Bisnis.com, JAKARTA – Gabungan Industri Mebel dan Kerajinan Indonesia (Khimki) memberikan penilaian terhadap sektor industri furnitur selama kurang lebih 10 tahun di bawah kepemimpinan Presiden Joko Widodo (Jokowi).
Menurut Ketua Umum Khimki Abdul Sobur, industri furnitur Indonesia telah mengalami pertumbuhan yang stabil, meski berfluktuasi, selama dekade terakhir.
“Sektor ini tetap memberikan kontribusi terhadap PDB (produk domestik bruto), terutama melalui ekspor. Meski ekspor tumbuh, namun kontribusi terhadap PDB masih rendah dibandingkan sektor lain,” kata Sobur kepada Bisnis, Kamis (17/10/2024).
Menurut laporan Badan Pusat Statistik (BPS), laju pertumbuhan PDB industri furnitur meningkat positif 3,60% pada tahun 2014 dan meningkat sebesar 5,17% pada tahun 2015.
Pada tahun 2019, industri furnitur tumbuh sebesar 8,35% dibandingkan tahun sebelumnya. Namun pada masa pandemi, kinerjanya menurun hingga -3,36% year-on-year pada tahun 2020. Penurunan aktivitas akan terasa hingga tahun 2023, dimana pertumbuhan akan menurun hingga -2,04% year-on-year.
“Kendala utamanya adalah kurangnya investasi pada teknologi produksi, regulasi yang rumit, dan persaingan dengan negara lain seperti Vietnam,” ujarnya.

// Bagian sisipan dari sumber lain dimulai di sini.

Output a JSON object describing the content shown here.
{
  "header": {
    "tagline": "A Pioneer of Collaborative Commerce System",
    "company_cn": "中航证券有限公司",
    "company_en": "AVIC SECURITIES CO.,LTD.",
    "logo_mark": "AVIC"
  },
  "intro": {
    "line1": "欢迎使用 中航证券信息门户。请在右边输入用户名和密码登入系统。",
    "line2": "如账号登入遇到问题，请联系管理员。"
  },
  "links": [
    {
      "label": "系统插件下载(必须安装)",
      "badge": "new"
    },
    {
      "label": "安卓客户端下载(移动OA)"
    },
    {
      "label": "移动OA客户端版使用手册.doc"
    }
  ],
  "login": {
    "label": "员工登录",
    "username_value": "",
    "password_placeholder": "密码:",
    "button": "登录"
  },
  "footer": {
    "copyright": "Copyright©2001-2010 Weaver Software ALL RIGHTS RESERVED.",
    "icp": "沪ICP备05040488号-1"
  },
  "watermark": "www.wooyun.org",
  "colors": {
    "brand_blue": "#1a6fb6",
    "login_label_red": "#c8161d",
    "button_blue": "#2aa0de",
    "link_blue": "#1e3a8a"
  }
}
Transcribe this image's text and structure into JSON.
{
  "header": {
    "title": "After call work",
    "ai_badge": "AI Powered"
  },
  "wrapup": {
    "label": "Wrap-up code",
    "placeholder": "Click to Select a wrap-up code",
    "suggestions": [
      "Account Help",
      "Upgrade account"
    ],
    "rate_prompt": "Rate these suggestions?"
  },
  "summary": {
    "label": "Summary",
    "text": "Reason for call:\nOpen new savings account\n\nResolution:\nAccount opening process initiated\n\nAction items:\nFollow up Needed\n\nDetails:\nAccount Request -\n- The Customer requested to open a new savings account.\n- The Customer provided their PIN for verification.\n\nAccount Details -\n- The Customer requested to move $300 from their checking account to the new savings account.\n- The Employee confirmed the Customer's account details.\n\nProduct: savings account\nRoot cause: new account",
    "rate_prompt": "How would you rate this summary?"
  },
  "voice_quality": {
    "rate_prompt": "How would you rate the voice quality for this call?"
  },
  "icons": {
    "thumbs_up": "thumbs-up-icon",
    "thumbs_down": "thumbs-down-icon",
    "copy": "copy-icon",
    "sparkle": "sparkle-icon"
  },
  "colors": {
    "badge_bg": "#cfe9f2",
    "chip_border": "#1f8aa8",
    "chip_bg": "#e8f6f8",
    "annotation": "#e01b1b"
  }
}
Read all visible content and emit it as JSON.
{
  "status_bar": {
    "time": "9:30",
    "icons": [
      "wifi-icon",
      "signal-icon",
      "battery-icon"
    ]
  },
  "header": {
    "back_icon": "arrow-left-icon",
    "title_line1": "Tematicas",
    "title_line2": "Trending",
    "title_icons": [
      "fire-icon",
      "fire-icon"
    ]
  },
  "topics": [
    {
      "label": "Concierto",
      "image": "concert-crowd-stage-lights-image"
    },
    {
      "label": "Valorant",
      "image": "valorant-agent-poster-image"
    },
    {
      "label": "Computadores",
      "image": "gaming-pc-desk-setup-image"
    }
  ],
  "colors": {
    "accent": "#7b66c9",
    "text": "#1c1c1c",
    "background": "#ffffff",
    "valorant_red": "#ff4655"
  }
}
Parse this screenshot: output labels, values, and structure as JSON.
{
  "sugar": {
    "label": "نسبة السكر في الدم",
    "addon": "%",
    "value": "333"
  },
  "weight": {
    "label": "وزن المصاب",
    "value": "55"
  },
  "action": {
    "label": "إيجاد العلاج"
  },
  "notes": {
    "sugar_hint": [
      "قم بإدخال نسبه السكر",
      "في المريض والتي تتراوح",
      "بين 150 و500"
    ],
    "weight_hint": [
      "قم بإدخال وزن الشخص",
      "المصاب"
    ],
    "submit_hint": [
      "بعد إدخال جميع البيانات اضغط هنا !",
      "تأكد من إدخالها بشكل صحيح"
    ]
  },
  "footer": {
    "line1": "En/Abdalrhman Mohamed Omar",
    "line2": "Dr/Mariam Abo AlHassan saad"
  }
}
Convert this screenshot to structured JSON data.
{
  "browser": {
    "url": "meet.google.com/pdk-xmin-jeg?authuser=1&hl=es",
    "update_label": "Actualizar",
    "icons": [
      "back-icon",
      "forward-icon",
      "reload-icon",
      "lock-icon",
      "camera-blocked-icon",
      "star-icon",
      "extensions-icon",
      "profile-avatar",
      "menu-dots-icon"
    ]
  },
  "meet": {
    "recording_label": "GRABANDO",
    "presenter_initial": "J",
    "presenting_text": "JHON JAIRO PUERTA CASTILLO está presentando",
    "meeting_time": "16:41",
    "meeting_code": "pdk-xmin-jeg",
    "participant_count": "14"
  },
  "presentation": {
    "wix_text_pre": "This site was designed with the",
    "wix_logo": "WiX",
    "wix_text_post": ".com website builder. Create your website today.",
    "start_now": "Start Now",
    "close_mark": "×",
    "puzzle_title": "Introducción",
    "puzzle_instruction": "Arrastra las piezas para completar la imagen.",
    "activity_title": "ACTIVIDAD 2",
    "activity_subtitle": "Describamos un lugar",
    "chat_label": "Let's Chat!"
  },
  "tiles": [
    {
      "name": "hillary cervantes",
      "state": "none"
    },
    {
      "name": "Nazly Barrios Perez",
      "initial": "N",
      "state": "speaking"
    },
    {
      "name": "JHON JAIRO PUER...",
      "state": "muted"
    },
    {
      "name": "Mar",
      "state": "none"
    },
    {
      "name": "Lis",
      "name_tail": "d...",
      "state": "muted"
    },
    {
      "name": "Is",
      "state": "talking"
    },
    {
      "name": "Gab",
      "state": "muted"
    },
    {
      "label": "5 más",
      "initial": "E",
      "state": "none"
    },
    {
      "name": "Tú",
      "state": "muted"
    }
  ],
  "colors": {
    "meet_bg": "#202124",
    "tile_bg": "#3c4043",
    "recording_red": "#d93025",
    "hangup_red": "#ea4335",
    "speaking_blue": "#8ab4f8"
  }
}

Kendati demikian, ia menekankan kontribusi industri perangkat keras dan kerajinan terhadap surplus neraca perdagangan nasional yang kuat pada kisaran 4,80% hingga 5,3% pada Januari hingga Juni 2024.
Beberapa capaian pemerintahan era Jokowi di bidang furnitur antara lain peningkatan dukungan ekspor, kemudahan akses bahan baku, dan pembentukan Asosiasi Nasional Khimki untuk memperkuat industri.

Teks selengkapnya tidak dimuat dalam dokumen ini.